Nissan's Bold Survival Strategy: 20,000 Job Cuts and Radical Restructuring Amid Financial Crisis

Published: May 14, 2025 18:59

Nissan Motor has unveiled a comprehensive business restructuring plan on May 13th, targeting cost reductions of 500 billion yen in fixed and variable expenses from its 2024 fiscal year baseline. The company aims to achieve positive operating profit and free cash flow in its automotive business by fiscal year 2026.


To accomplish this, Nissan will implement a series of cost-cutting measures, including significant workforce reductions and powertrain plant redeployment.


Expanding Layoffs to 20,000 Employees, Planning Multiple Factory Closures


According to Nissan's plan, the company will cut a total of 20,000 jobs between fiscal years 2024 and 2027, including the previously announced 9,000 positions. These layoffs will affect direct, indirect, and contract employees across global production, general management, and R&D departments.


Simultaneously, Nissan plans to consolidate its automobile production plants from 17 to 10 by fiscal year 2027 and streamline powertrain facilities to redeploy and adjust production shifts, thereby reducing capital expenditure. The suspension of construction of a new LFP (lithium iron phosphate) battery factory in Kitakyushu is part of this plan.



source: Nissan


In fact, the Kitakyushu battery factory was only officially announced in January this year, with a planned annual production capacity of 5GWh and an expected investment of 153.3 billion yen. The batteries were scheduled to be installed in light electric vehicles as early as 2028. However, the project was halted just over three months later, signaling the financial distress facing Japan's third-largest automaker.


According to the financial report released the same day, for fiscal year 2024 (April 2024 to March 2025), Nissan's global sales remained at 3.346 million vehicles, with consolidated net sales of 12.6 trillion yen and operating profit of 69.8 billion yen.
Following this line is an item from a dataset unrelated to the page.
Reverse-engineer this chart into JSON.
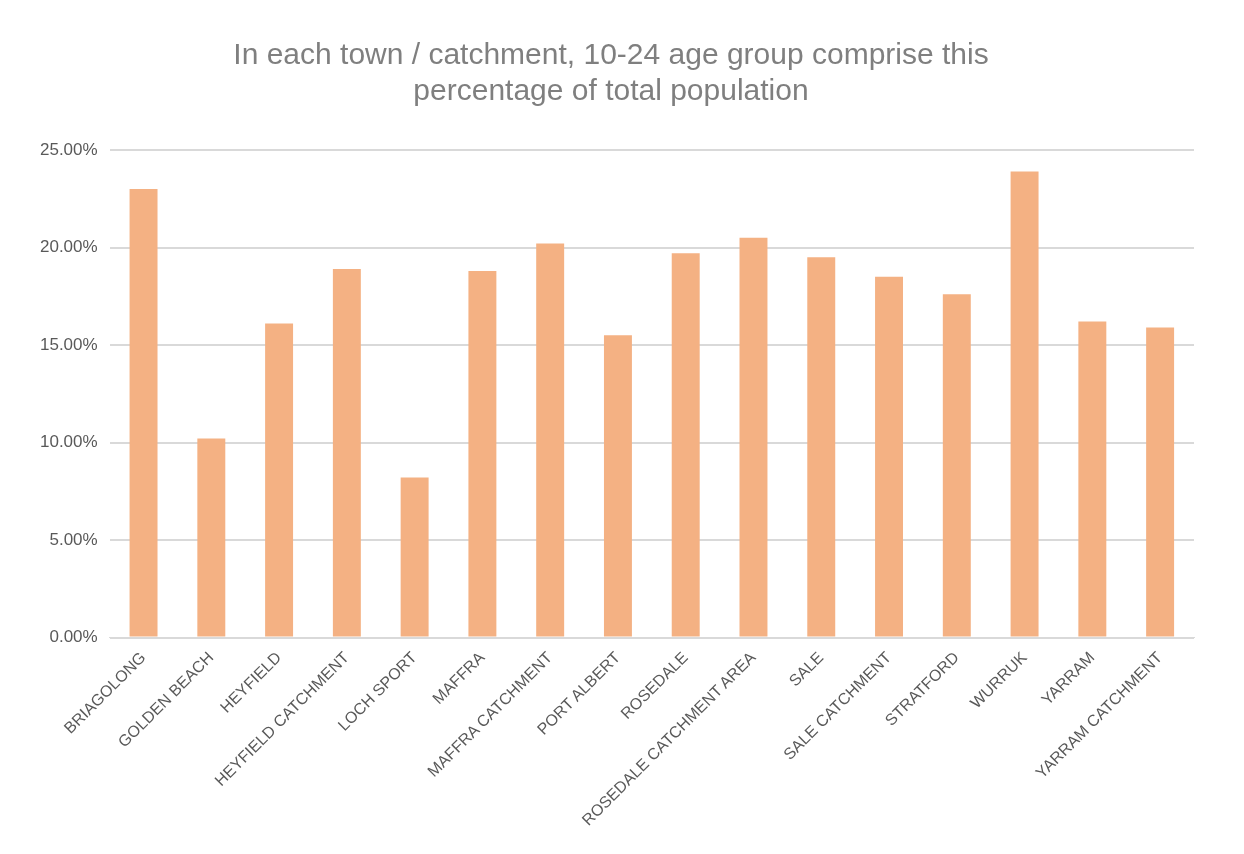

The operating profit margin was merely 0.6%, with a net loss of 670.9 billion yen, compared to a profit of 426.6 billion yen in fiscal year 2023.


Beyond the shift from profit to loss, Nissan's debt burden is set to increase dramatically. According to data compiled by Bloomberg, Nissan and its affiliated companies face 1.6 billion USD in debt maturities this year, rising to 5.6 billion USD by 2026—the highest level since 1996.


Redefining Market and Product Strategies


While layoffs and plant closures represent the most direct cost-saving measures, these alone are insufficient to achieve profit growth. Nissan will also adjust its market strategy and implement extreme frugality in product development.


In terms of market strategy, Nissan has designated the United States, Japan, China, Europe, the Middle East, and Mexico as its primary markets. In the US, Nissan will primarily focus on rapidly growing segments such as hybrid vehicles and revitalize the Infiniti brand through synergies with the Nissan brand. In Japan, the company will expand its model coverage. In China, Nissan will launch multiple new energy vehicles (NEVs) and meet diverse global demands through exports from China. In Europe, the focus will be on SUVs in the B/C segments.


Notably, during the opening day of the Shanghai Auto Show last month, Nissan's China regional head, Ma Zhixin, announced that Nissan would invest an additional 10 billion yuan in China by the end of 2026, specifically for electric vehicle R&D and innovation, to continue competing in the Chinese market. According to the plan, by summer 2027, Nissan will introduce 10 new energy vehicles to the Chinese market, increasing Nissan-branded models from 5 to 9, with more models to follow.


Regarding product development, Nissan will temporarily halt preliminary development and product development for fiscal year 2026 and beyond. For specific product development, Nissan plans to reduce component quantities by 70% and significantly shorten development time for mainstream models to 37 months and for successor models to 30 months, including the new Nissan Skyline, new Nissan Global C SUV, and new Infiniti compact SUV. Additionally, Nissan plans to reduce its platform count from the current 13 to 7 by fiscal year 2035.


Failed Honda Merger Intensifies Survival Crisis


Due to its concerning financial situation, Nissan Motor and Honda Motor announced the formal initiation of a merger on December 23 last year, which would have created the world's third-largest automotive enterprise. However, this merger plan collapsed just weeks later due to hierarchical relationship issues, completely falling apart by February this year, further exacerbating Nissan's survival crisis.


Nevertheless, in this restructuring plan, Nissan mentioned that it would continue collaborating with Honda within the framework of strategic partnerships in automotive intelligence and electrification. This leaves room for potential future cooperation between the two companies.


Nissan has clearly stated that while the restructuring goals are ambitious, the strategies and commitments to achieve these objectives are clear. The company will steadily implement this plan to restore its operational performance. Whether this restructuring plan can rescue Nissan from its dire situation remains to be seen.